Rapor kapsamında, TİM tarafından 2022 yılı için yapılan "İlk 1000 İhracatçı Araştırması" için toplanan veriler kullanılarak ihracat, AR-GE faaliyetleri ve inovasyon arasındaki ilişkiyi de inceledik. Bu inceleme sonucunda AR-GE harcamalarının görece küçük ve orta ölçekli firmalarda makul verimlilikle patente dönüşme eğilimi taşıdığını gözlemledik. Görece büyük ölçekli firmalarda ise AR-GE harcamalarının patent çıktısı elde etmedeki verimliliği daha düşük. Teknolojik çıktının ticari çıktıya dönüşmesi noktasında görece küçük ve orta ölçekli firmalar patentlerini artırdıklarında, ölçekten arındırılmış haliyle, markalı ihracatlarını büyük firmaların yalnızca üçte biri kadar artırabiliyor. Ayrıca bu firmalar hem büyük ölçekli markalı ihracat yapan hem de hiç kendi markası ile ihracat yapmayan firmalara kıyasla düşük düzeyde ihracat-toplam gelir oranına sahip oluyor; yani yurt içi pazara yönelme eğilimi gösteriyor. Tablo bize küçük ve orta ölçekli firmalarımızın teknolojik çıktılarını özellikle uluslararası pazarda ticarileştirmede problem yaşadığını gösteriyor. Bu doğrultuda, AR-GE, tasarım ve inovasyon faaliyetleri yürüten firmalara yönelik ulusal bir ticarileşme politikası yürütmenin faydalı olacağını değerlendiriyoruz.

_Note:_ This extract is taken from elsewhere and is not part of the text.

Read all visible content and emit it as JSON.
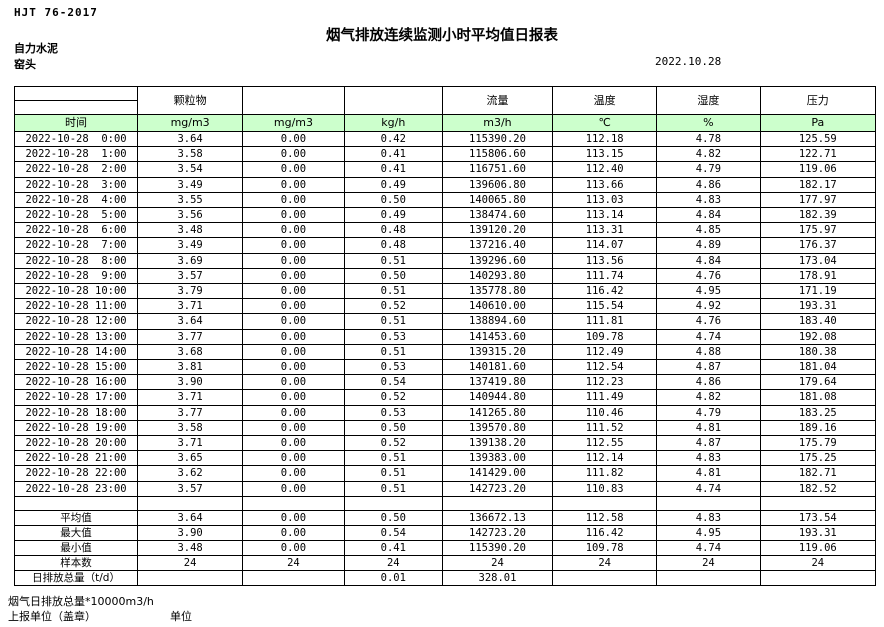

Rapor kapsamında AR-GE ve/veya tasarım merkezi olan firmaları kapsayan bir saha çalışması da yürüterek ticari aşamada yaşadıkları sorunların nedenlerini araştırdık. Bu kapsamda AR-GE merkezi bulunan 62 firma ile bir anket çalışması gerçekleştirdik. Araştırma sonucunda firmaların yüzde 73'ünün teşvik ve desteklerle, yüzde 56'sının maliyet baskısıyla, yüzde 50'sinin tanıtım ve pazarlama faaliyetleriyle, yüzde 35'inin insan kaynağıyla ve yüzde 29'unun ise strateji ve planlama ile ilgili sorunlar yaşadığını belirledik. Bu bulgulardan hareketle AR-GE faaliyetlerinin ticarileşmesinde arzu edilen seviyelere ulaşılması için ulusal düzeyde, kapsayıcı, ihtiyaç odaklı, özelleştirilmiş ve yenilikçi bir bakış açısının gerektiğini söyleyebiliriz.
“Yüksek teknolojik ve inovatif üretimde 'Made in Türkiye' algısı güçlendirilmelidir”

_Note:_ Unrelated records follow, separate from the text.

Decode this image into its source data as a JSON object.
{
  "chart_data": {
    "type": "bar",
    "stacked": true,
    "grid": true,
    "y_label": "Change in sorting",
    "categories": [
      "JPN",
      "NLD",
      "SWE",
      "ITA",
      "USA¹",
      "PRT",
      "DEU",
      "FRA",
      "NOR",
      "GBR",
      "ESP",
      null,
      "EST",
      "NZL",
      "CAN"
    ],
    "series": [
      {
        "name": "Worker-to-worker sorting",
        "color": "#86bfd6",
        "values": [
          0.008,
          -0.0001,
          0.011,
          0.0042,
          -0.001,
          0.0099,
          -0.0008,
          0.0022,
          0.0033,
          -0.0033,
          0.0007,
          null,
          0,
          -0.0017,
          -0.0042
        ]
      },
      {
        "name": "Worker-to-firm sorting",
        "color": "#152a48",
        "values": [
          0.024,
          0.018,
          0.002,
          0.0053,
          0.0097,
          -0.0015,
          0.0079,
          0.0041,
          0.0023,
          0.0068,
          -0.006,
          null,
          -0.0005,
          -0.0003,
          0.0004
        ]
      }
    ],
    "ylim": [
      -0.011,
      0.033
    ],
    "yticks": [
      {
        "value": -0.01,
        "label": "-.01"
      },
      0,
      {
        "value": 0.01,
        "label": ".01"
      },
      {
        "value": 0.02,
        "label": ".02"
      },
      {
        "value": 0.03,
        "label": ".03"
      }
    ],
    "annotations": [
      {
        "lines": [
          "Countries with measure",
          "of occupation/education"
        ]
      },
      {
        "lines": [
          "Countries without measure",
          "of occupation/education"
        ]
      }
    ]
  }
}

Bu kapsamda firmalara verilecek teşvik ve destekler detaylandırılmalı ve firmaların ihtiyaçlarına göre çeşitlendirilmelidir. Gerekli görülen alanlarda ihtiyacı daha fazla olan firma grupları tespit edilip bu firmalar önceliklendirilmelidir. AR-GE, inovasyon ve tasarım faaliyeti yürüten firmalara yönelik maliyet düşürmeyi amaçlayan özel projeler yürütülmelidir. Firmaların girdilerini yerli tedarikçilere tanıtması ve bu girdilerin yurt içinde üretilmesi için yerli üreticilerle anlaşmasına olanak sağlanmalıdır. Yüksek teknolojik ve inovatif üretimde “Made in Türkiye” algısı güçlendirilmelidir. Bu bağlamda AR-GE, inovasyon ve tasarım faaliyeti yürüten firmaları odağına alan butik tanıtım faaliyetleri yürütülmelidir.

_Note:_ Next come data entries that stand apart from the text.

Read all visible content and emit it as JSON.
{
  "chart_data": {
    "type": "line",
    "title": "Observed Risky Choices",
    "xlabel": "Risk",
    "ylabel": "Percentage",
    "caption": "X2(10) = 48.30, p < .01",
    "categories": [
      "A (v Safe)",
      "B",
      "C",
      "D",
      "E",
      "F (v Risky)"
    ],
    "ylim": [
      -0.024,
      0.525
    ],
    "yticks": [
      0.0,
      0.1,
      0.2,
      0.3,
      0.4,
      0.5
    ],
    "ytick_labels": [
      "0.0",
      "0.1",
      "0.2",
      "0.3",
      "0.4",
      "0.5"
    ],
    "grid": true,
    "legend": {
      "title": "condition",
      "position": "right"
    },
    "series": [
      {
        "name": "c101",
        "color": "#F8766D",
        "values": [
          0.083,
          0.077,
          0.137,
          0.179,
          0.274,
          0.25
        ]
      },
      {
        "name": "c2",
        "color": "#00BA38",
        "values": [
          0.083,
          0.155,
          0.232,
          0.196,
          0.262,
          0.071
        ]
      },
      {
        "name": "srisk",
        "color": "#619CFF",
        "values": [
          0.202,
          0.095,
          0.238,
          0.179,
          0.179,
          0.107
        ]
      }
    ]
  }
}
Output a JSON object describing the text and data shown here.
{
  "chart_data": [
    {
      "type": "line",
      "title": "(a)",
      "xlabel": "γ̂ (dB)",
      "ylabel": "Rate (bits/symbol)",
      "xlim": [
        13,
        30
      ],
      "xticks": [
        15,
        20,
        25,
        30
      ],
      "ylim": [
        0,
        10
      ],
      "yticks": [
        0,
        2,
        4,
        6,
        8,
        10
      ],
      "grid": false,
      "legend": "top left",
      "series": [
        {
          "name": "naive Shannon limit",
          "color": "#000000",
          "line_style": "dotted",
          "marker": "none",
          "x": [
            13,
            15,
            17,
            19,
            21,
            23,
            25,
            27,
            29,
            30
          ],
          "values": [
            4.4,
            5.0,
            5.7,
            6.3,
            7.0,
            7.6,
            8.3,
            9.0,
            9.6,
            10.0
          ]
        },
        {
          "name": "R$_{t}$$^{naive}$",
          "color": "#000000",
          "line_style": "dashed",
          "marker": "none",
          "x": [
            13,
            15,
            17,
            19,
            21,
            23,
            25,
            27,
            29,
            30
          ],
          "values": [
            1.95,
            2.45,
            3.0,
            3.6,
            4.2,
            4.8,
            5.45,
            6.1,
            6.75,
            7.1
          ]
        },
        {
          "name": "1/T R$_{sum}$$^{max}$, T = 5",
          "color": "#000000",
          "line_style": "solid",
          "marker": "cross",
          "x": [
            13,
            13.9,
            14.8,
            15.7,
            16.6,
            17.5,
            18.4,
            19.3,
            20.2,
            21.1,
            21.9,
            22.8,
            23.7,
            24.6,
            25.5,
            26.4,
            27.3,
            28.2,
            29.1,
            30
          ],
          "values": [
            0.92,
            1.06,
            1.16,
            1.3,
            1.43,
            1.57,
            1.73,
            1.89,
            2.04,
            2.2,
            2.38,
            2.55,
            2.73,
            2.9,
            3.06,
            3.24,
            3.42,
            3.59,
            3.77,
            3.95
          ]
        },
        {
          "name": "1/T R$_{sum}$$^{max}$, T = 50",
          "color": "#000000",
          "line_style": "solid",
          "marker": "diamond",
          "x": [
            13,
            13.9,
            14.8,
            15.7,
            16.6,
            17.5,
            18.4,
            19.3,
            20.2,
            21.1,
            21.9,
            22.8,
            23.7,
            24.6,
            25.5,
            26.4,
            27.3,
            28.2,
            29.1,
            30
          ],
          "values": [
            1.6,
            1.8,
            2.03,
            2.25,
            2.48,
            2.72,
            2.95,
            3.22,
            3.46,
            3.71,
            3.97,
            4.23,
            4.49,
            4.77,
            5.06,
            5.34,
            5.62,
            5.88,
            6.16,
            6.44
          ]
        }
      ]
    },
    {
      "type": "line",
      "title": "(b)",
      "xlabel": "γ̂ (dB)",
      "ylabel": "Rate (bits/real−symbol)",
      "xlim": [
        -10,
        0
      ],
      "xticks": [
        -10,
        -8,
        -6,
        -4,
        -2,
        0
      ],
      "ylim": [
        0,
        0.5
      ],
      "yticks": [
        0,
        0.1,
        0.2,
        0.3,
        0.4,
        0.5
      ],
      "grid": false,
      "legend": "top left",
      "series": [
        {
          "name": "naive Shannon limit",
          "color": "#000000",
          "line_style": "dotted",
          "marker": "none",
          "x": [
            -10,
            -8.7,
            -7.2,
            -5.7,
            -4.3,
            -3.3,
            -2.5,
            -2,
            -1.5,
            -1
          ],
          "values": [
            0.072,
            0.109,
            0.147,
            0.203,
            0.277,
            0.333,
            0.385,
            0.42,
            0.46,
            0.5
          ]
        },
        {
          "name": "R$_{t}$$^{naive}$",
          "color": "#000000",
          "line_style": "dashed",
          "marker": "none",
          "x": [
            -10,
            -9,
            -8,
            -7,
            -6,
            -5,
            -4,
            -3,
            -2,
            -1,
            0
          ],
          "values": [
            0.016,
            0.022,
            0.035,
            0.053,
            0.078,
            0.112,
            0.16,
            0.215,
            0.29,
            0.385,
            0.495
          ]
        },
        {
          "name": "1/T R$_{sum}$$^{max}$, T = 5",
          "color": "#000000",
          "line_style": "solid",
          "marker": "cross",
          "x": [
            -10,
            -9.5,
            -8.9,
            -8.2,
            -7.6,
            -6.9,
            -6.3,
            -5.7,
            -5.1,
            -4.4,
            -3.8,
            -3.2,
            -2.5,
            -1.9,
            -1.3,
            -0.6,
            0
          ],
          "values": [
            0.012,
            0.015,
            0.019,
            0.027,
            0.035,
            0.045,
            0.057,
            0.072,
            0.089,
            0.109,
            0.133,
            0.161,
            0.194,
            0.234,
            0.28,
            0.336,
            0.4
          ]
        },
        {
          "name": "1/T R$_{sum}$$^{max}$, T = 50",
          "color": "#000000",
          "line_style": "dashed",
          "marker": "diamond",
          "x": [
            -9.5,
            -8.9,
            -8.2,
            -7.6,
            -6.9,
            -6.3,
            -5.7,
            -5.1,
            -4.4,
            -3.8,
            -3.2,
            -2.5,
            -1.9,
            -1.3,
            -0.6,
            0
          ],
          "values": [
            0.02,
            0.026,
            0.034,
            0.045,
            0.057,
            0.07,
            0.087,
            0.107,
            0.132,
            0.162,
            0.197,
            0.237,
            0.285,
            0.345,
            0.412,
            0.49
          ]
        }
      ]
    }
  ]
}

Küçük ve orta ölçekli firmaların teknolojik çıktılarını ticarileştirmede özellikle uluslararası pazarda problem yaşadığı görülüyor. Küçük ve orta ölçekli firmalara özel bir uluslararası pazarlara giriş stratejisi belirlenmelidir. AR-GE faaliyetlerinde istihdam edilecek personelin temel bilimlerdeki kabiliyetleri ve temel bilim eğitiminin cazibesi artırılmalıdır. AR-GE, inovasyon ve tasarım faaliyetlerinin ticarileşmesine özel; ilk aşamada makro stratejik planlama yapılmalı, daha sonra sektör, ölçek ve teknoloji gruplandırmalarına göre planlamalar yapılıp uygulanmalıdır.